Le indagini, coordinate dal pm della Dda Fabio Buquicchio, hanno permesso di ricostruire il ruolo del gruppo Panarelli (il cui capo, Rocco Panarelli, è detenuto a Bari per scontare condanne in materia di armi e per tentato omicidio) nello spaccio di droga nel Comune barese e nel racket delle estorsioni.
«Nell’ultimo periodo – ha detto in conferenza stampa il coordinatore della Dda di Bari, Giuseppe Gatti – il gruppo aveva anche iniziato a praticare estorsioni, presentandosi alle vittime come garante di protezione». Le estorsioni, come ricostruito, sarebbero avvenute sia nei confronti di imprenditori che nei confronti degli acquirenti di stupefacenti che non pagavano in tempo.

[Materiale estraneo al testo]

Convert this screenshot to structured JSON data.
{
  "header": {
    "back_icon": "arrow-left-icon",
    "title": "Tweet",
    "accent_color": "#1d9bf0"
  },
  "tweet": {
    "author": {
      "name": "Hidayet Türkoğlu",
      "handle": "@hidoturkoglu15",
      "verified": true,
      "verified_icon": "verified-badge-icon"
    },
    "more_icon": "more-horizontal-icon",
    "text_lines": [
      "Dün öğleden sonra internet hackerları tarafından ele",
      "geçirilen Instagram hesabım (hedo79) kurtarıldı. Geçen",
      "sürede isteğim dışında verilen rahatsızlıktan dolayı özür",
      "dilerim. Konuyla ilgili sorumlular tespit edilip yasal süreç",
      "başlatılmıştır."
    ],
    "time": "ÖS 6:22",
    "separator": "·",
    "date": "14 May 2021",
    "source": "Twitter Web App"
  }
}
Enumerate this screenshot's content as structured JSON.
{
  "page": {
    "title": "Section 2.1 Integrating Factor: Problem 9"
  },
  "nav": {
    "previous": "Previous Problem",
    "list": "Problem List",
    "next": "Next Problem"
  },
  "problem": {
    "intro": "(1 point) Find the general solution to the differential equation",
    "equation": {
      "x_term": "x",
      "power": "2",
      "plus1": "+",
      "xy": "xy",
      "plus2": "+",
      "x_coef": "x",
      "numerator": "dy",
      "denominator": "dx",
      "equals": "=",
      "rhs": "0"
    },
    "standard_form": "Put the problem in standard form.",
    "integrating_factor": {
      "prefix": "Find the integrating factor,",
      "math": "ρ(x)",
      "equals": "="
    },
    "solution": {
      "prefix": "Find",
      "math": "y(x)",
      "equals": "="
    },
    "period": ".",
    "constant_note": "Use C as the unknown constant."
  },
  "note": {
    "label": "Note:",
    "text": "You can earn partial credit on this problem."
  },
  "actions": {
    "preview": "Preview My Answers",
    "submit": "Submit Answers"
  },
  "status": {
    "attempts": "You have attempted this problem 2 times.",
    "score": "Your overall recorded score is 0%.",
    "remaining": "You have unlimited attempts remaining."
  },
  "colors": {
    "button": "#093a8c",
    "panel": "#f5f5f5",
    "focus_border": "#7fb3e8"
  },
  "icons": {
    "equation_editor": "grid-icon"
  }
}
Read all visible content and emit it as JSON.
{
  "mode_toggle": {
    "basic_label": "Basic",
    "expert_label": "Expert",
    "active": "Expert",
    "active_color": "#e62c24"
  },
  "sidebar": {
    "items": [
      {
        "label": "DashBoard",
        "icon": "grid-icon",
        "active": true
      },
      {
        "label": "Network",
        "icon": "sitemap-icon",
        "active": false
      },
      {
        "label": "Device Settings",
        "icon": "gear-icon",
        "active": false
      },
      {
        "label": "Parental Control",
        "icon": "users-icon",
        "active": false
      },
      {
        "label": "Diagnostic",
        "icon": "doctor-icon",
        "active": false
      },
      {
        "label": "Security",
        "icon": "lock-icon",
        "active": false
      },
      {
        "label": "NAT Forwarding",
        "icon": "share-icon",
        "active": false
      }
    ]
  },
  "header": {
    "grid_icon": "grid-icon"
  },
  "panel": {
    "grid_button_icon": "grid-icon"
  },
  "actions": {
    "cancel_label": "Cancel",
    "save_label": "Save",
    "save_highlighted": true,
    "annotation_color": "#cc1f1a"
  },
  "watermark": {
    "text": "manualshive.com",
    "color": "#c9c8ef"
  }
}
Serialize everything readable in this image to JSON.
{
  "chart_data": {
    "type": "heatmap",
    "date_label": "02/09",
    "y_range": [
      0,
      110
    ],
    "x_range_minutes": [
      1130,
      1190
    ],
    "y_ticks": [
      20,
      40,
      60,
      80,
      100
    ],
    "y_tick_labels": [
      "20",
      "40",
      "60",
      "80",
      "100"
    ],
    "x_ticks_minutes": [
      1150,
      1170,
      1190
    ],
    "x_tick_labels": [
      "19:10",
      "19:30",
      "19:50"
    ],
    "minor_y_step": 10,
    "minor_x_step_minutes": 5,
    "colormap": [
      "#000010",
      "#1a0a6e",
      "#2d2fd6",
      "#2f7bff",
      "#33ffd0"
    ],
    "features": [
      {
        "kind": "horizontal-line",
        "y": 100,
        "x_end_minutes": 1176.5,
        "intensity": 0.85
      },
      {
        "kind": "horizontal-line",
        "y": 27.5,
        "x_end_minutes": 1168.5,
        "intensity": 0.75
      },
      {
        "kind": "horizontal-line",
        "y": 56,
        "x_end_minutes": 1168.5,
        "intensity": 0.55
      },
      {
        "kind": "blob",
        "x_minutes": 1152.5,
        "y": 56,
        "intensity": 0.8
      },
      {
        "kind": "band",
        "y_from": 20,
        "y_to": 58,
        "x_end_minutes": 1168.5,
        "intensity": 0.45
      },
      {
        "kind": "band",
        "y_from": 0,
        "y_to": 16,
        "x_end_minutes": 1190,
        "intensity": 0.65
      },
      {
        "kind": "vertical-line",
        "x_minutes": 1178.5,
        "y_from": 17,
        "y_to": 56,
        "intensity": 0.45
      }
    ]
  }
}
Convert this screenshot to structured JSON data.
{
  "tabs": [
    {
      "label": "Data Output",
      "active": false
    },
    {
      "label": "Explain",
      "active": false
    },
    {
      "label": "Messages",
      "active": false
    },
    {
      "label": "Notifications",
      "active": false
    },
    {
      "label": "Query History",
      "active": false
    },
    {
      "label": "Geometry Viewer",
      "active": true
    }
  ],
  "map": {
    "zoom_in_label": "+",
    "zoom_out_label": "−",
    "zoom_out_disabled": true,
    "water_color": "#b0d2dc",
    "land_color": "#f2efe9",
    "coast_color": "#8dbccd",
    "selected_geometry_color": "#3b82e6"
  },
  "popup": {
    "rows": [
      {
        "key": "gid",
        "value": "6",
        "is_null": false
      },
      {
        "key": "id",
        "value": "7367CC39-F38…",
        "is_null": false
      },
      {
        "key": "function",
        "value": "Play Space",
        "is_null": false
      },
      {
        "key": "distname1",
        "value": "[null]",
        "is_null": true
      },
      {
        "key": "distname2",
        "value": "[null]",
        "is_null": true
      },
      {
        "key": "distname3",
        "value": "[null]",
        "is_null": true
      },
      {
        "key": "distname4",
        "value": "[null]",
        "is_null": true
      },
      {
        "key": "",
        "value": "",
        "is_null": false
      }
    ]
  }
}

Un «salto di qualità», come l’hanno definito gli inquirenti, «amplificato» dal fatto che gli ordini, ai sottoposti, arrivavano direttamente dal carcere, anche attraverso i classici «pizzini».
Il gruppo di Panarelli avrebbe avuto contatti anche con i clan mafiosi della città di Bari. Le indagini sono partite dopo la denuncia di un imprenditore che, già vittima di estorsione, «non ha piegato la testa una seconda volta e si è fidato dell’Arma», ha spiegato in conferenza stampa il comandante provinciale dei carabinieri di Bari, Gianluca Trombetti. «La denuncia – ha aggiunto – è stata fondamentale, perché ha dato la possibilità di aprire uno scenario sull’attività criminale del posto».
In carcere sono finiti Antonella e Nicola Camponobile, Anna, Nicola e Vito Caputo, Cosimo Di Lorenzo, Luca Giannoccaro, Pasquale Giannoccaro, Alessio Guardavaccaro, Alessandro Lomele e lo stesso Rocco Panarelli, già detenuto a Bari. I domiciliari sono stati disposti per Vincenzo Magistà e Giuseppe Roberto Del Re. Per un indagato, il gip Alfredo Ferraro deciderà sulla richiesta di misura avanzata dalla Dda all’esito dell’interrogatorio preventivo. A Lomele, candidato con la lista del Partito democratico, è contestato il ruolo di «partecipe» dell’associazione con il ruolo di custodire, confezionare e vendere lo stupefacente su Conversano, «con disponibilità di armi».